List the key strategic decisions that affect the business and the related indicators that need improvement (e.g., better customer satisfaction, increase conversion, reducing claims and so on).
Identity AI areas
Solving a particular business challenge very likely will involve more than one AI area. Ensure that you map all appropriate AI areas (e.g., NLP, machine learning, image analytics) to the problem you want to address.
Think big, start small
AI’s potential to influence decision making is huge, but you will need to build the right data, techniques, skills, and executive decision-making to exploit it. Have an evolutionary path towards more advanced capabilities. AI’s full power will become available when the AI platform continuously learns from both the environment and people.
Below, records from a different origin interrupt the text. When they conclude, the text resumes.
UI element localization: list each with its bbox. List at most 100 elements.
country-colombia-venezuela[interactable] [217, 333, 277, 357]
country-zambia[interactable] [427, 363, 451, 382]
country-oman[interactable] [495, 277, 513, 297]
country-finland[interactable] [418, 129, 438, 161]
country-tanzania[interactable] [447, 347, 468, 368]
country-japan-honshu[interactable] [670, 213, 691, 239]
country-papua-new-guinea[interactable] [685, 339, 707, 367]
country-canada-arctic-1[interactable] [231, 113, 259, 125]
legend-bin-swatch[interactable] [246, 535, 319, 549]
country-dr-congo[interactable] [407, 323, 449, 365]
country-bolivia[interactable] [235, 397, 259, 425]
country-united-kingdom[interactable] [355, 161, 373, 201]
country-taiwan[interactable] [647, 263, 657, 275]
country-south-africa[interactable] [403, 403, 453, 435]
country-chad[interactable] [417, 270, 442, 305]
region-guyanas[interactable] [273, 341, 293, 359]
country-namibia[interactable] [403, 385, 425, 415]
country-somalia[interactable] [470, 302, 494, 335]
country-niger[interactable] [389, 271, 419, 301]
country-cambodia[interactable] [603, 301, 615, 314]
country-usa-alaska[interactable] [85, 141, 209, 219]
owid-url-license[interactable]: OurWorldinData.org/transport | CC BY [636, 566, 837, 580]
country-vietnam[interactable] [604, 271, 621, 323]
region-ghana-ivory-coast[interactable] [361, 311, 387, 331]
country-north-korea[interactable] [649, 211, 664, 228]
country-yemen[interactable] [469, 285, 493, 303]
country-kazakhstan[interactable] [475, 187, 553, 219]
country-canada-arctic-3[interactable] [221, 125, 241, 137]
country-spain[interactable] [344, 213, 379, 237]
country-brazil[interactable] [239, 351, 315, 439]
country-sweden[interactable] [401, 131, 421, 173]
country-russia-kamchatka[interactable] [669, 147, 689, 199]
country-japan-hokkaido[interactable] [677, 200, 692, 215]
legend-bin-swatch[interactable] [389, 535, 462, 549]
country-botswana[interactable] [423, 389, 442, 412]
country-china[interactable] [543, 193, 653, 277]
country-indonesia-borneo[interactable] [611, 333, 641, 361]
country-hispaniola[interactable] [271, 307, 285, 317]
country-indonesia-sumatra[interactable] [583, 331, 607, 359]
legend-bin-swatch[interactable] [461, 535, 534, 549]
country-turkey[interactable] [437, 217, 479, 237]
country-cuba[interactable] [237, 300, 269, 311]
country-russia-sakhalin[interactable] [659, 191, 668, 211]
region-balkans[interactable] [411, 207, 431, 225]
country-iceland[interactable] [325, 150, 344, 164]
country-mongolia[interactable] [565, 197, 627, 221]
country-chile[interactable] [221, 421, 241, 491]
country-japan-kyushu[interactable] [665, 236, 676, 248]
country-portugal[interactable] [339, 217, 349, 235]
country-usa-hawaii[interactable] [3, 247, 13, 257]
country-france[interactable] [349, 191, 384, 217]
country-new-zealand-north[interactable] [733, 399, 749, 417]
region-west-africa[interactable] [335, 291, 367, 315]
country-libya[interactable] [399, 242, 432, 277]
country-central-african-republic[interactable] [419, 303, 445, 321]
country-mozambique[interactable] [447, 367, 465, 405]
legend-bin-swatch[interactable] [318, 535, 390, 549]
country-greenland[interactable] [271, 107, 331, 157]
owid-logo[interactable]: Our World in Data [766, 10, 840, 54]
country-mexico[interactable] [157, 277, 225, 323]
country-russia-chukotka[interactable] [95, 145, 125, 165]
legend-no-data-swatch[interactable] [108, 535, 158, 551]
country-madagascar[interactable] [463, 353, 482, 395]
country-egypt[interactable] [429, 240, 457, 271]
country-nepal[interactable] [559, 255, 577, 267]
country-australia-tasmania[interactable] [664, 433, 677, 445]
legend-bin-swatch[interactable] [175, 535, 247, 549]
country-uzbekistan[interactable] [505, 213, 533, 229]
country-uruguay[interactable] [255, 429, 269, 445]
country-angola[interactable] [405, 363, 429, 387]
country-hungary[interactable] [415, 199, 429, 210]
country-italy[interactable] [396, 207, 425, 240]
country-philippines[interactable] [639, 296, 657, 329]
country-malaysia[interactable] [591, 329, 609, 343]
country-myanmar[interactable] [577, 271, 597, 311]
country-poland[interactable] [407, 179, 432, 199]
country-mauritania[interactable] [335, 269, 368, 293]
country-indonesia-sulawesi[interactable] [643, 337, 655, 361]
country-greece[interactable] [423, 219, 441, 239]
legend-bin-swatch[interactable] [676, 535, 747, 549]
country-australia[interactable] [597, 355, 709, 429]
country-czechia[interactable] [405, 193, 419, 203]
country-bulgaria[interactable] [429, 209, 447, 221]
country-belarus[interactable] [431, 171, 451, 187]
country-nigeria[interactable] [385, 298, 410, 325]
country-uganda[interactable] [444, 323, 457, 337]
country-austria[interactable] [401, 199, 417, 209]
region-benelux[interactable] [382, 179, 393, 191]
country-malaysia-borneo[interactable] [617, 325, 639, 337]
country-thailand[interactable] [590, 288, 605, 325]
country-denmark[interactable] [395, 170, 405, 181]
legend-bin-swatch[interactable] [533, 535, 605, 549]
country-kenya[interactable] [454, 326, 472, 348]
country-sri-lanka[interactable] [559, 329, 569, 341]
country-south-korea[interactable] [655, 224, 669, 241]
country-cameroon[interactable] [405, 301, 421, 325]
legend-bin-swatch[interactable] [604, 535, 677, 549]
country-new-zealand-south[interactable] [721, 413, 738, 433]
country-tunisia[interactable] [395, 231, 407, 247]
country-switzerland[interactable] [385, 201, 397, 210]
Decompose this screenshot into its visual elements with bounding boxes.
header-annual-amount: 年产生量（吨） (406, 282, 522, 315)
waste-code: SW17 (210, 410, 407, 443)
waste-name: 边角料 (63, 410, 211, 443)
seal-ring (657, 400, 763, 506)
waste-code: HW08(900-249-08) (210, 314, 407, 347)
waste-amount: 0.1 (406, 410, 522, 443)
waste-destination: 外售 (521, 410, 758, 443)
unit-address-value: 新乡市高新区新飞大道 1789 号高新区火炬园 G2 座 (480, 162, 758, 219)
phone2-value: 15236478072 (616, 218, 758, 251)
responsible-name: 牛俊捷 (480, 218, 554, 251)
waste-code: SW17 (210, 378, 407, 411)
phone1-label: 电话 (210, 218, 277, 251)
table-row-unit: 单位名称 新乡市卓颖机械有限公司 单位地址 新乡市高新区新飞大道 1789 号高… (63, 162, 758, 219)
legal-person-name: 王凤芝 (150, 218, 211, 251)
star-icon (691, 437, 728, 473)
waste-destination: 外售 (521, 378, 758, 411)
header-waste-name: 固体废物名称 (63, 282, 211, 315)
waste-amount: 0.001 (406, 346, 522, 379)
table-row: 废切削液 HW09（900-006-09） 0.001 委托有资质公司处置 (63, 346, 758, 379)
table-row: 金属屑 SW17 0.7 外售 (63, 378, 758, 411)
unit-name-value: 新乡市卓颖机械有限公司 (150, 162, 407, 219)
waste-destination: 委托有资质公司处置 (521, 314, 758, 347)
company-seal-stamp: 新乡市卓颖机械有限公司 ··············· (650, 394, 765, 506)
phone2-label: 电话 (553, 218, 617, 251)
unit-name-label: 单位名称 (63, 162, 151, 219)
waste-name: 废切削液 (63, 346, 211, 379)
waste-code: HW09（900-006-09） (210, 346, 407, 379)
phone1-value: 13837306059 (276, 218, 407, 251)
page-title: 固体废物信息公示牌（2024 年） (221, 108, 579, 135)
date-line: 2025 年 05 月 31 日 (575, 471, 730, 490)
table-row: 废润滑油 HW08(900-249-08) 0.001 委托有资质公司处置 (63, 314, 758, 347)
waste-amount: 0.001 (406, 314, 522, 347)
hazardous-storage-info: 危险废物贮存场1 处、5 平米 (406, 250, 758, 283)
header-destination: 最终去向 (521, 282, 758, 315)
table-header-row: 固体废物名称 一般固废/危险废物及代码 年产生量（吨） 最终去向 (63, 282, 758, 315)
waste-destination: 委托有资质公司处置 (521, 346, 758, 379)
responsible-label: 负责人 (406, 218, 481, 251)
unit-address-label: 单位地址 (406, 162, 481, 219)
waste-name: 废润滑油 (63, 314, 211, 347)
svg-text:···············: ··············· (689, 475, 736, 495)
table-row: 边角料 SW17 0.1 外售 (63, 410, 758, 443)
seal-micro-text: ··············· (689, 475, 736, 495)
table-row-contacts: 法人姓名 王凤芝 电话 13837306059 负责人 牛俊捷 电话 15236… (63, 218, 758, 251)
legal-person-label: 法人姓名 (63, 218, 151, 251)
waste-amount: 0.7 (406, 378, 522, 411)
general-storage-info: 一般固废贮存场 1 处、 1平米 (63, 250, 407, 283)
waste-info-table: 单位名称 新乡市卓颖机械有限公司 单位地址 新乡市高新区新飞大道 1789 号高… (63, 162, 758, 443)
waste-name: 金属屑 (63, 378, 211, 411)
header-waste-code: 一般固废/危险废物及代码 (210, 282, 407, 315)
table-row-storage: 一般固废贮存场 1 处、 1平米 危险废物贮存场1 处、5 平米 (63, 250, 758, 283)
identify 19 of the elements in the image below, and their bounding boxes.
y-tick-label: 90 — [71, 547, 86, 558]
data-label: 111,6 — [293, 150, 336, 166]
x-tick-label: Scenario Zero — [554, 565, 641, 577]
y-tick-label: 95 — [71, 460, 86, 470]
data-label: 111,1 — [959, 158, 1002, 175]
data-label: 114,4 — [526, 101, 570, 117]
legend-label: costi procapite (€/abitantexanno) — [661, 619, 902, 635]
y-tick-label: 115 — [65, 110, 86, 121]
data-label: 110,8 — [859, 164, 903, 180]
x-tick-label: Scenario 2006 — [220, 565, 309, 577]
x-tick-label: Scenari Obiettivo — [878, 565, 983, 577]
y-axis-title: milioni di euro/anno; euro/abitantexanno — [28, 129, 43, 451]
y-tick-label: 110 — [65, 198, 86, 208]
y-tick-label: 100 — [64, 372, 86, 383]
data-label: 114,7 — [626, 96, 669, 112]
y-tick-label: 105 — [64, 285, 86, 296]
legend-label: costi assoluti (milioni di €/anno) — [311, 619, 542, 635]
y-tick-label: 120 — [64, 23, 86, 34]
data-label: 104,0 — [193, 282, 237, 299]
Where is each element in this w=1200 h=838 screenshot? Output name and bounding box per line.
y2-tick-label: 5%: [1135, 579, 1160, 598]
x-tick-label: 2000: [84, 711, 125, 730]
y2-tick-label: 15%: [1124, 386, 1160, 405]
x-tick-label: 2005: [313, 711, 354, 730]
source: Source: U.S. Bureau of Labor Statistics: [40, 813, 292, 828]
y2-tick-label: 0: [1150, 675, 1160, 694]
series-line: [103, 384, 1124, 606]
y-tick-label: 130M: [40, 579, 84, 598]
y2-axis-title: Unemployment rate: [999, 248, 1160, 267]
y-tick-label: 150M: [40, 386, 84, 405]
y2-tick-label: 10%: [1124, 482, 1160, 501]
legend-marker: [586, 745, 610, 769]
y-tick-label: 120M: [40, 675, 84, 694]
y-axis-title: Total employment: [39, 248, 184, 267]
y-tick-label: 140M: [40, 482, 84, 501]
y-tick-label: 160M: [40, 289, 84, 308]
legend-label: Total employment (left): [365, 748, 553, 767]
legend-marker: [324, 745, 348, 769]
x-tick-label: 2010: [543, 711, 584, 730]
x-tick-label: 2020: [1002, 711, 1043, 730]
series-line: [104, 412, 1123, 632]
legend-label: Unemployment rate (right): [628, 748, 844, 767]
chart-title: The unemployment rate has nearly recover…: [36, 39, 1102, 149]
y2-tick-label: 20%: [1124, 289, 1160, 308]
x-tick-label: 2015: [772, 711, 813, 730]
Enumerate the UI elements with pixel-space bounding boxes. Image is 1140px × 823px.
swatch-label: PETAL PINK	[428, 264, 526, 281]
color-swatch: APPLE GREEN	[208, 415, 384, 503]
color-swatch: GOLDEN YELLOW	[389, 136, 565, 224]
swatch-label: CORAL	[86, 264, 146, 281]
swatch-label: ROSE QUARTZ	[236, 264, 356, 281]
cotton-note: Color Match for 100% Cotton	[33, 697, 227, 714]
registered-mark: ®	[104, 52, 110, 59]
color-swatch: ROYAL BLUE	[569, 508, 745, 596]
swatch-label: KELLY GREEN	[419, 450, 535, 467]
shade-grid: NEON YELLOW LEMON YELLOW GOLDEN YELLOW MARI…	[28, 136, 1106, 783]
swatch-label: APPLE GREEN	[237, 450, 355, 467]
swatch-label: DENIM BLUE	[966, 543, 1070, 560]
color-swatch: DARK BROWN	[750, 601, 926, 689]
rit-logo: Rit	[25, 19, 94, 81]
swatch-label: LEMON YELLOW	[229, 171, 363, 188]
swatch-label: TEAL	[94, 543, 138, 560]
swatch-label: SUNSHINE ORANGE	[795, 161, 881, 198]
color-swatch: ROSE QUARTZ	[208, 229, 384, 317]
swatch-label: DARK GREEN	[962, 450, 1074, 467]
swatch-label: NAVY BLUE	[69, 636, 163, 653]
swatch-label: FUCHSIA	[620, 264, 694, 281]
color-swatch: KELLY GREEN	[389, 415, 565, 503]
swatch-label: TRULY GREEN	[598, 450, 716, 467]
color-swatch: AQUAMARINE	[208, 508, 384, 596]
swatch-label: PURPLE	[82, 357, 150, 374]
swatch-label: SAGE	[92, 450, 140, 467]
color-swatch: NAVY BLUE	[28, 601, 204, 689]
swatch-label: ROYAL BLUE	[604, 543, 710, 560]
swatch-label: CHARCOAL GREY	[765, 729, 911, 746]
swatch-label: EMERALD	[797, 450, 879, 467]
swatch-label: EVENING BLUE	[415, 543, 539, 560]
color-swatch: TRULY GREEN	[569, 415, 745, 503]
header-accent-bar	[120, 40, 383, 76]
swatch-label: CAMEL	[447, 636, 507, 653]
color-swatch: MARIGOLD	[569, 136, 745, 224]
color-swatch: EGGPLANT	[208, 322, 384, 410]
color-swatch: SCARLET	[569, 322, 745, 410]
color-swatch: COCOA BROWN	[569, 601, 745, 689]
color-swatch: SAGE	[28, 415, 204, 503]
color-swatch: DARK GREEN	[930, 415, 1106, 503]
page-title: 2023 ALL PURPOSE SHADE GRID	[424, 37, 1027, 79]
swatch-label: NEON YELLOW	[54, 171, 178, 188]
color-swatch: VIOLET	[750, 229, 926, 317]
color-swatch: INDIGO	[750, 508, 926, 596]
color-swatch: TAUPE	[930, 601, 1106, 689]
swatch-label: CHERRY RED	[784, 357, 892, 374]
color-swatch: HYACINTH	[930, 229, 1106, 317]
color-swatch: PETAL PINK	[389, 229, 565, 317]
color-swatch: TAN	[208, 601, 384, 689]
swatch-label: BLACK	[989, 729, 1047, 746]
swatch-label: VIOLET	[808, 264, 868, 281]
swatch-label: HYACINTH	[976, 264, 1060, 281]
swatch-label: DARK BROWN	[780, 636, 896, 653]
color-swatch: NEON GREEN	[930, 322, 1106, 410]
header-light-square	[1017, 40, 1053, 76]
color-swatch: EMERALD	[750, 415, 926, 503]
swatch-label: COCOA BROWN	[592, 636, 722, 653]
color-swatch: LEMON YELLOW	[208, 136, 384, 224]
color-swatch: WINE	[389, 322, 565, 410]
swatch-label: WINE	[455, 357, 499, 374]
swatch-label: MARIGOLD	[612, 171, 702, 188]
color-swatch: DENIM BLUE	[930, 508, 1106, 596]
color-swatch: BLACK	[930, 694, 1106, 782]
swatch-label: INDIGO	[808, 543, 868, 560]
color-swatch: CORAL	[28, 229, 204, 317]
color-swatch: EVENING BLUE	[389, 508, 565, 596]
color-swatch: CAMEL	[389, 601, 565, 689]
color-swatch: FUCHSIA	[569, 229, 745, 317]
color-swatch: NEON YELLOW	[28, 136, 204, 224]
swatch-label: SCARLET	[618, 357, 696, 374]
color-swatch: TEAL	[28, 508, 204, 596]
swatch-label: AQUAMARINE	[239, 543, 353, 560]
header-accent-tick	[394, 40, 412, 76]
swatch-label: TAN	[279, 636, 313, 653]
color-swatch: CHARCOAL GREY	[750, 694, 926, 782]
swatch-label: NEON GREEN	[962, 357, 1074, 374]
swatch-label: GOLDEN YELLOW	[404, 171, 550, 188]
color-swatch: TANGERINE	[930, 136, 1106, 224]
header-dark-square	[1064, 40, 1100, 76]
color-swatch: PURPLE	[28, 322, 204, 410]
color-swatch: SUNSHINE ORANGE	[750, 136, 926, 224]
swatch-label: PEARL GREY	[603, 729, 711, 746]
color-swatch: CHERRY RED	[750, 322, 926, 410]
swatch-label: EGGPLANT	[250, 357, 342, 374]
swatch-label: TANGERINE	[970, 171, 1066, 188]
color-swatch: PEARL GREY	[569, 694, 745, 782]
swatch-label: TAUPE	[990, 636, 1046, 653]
Create your own proprietary datasets for training and measuring the accuracy of your algorithms. For example, create your own proprietary database of “crash images” and benchmark the accuracy of your existing algorithms against them. You should consistently aim to improve the accuracy of the algorithms against comparable human decisions.
Build a pilot of your AI solution using existing vendor solutions or open source tools. Conduct parallel runs of the AI solution with human decision makers. Compare and iteratively improve the performance/accuracy of AI solution.
Once the AI solution has proven itself, scale it with the appropriate software/hardware architecture, and institute a broad change management program to change the internal decision-making mindset.